Cellulosic ethanol uses sugars trapped in the woody, non-edible parts of crops (think corn husks and cobs, not kernels). Breaking down these tough cellular walls to release their sugars is difficult, as it requires a slow-working enzyme reaction to take place, similar to how cows break down grasses in their four stomachs. However, 15 strains of synthetic enzymes first derived from fungi in 2009 that remain stable at high temperatures could prove useful, and the process could theoretically be applied to any woody substance, from orange peels to switchgrass to sugarcane stalks to sawdust, not only providing a reliable power source but also a reliable waste management system for input.

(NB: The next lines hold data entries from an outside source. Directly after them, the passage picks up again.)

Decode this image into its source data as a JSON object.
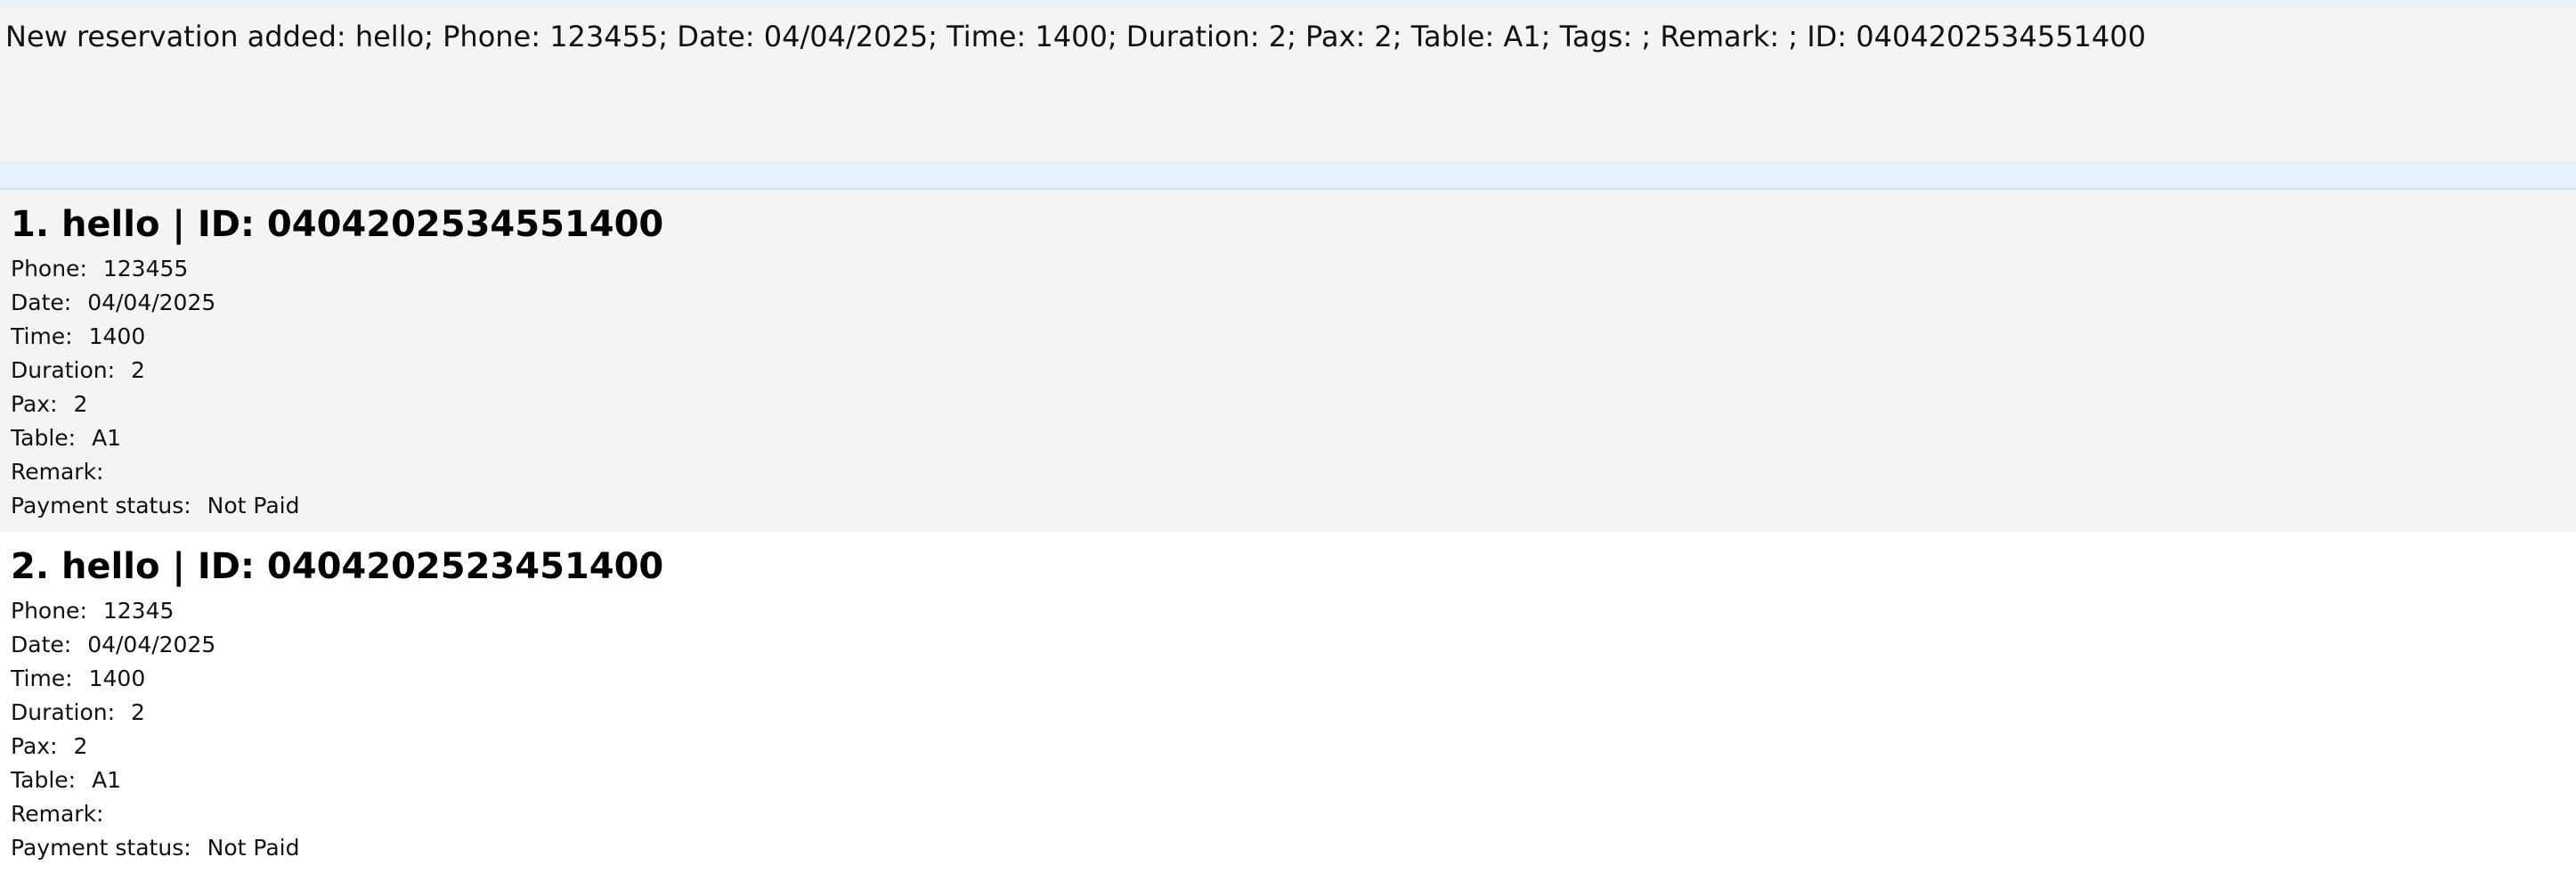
{
  "result_message": "New reservation added: hello; Phone: 123455; Date: 04/04/2025; Time: 1400; Duration: 2; Pax: 2; Table: A1; Tags: ; Remark: ; ID: 0404202534551400",
  "labels": {
    "phone": "Phone:",
    "date": "Date:",
    "time": "Time:",
    "duration": "Duration:",
    "pax": "Pax:",
    "table": "Table:",
    "remark": "Remark:",
    "payment": "Payment status:"
  },
  "reservations": [
    {
      "title": "1. hello | ID: 0404202534551400",
      "phone": "123455",
      "date": "04/04/2025",
      "time": "1400",
      "duration": "2",
      "pax": "2",
      "table": "A1",
      "remark": "",
      "payment": "Not Paid"
    },
    {
      "title": "2. hello | ID: 0404202523451400",
      "phone": "12345",
      "date": "04/04/2025",
      "time": "1400",
      "duration": "2",
      "pax": "2",
      "table": "A1",
      "remark": "",
      "payment": "Not Paid"
    }
  ],
  "colors": {
    "panel_background": "#f4f4f4",
    "accent_strip": "#e6f2fb"
  }
}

The first diesel engines ran on vegetable oil, and many modern diesels still can. These oils, which serve as biodiesel’s base, can be collected from any oilseed crop, from cottonseed to sunflower — even hemp and animal fats — though soybean oil is the primary base source in the US. Vegetable oil is comprised of long, fatty acid chains held together with glycerol. Mixing the oil with a bit of methanol and lye, which acts like a catalyst, breaks down these chains into smaller, more easily burnable molecules much like how ethanol’s sugars must first be broken out of their carbohydrate cells. This process is known as transesterification or, more commonly, hydrocracking.
The resulting biodiesel has the same chemical properties as petroleum-based diesel, and can be used by existing diesel engines without issue so long as it is mixed with a bit of mineral diesel. And while a diesel engine can technically run on straight vegetable oil, as Rudolf Diesel’s early engines did, they don’t do so particularly well and often require minor engine modifications for it to work at all.

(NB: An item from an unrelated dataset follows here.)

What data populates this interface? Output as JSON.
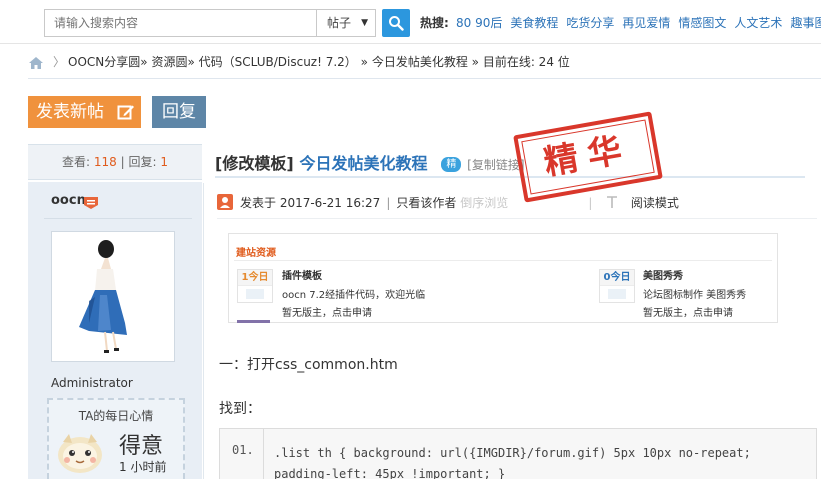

Biogas is methane produced through the anaerobic digestion by microbes. This process occurs naturally in landfills, where garbage rots in an oxygen-free environment and mechanically in waste recovery operations — consuming anything from sawdust to cow dung to human excrement as the base — to make biogas and digestate, a solid byproduct that makes for excellent fertiliser.
The biogas can then be used to power direct combustion systems like boilers or fuel cells for space heating, water heating, steam and electricity production. Or, in the case of the Inland Empires Plant No. 1, biogas can be burned for electricity cogeneration. It can also be injected directly into natural gas pipelines for use heating homes.
Syngas is a variant of biogas, mostly carbon monoxide and hydrogen, that’s made through the process of steam reforming (basically breaking the carbon monoxide and hydrogen you need out of carbon dioxide). Syngas can be mixed into gasoline for internal combustion engines or fed directly into turbines used in electricity production, but the low energy density of syngas (especially compared to the amount of energy needed to create it) makes it far more valuable as an intermediary base for making biodiesel.
Though many first-generation biofuels aren’t particularly effective, and second-generation biofuels have barely made it out of the lab, that’s OK. These are the incremental steps necessary to achieving our US Renewable Fuels Standard goals of producing 36 billion gallons of biofuels annually by 2022, specifically for mixing into gasoline. We know how to get there; now it’s just a matter of time.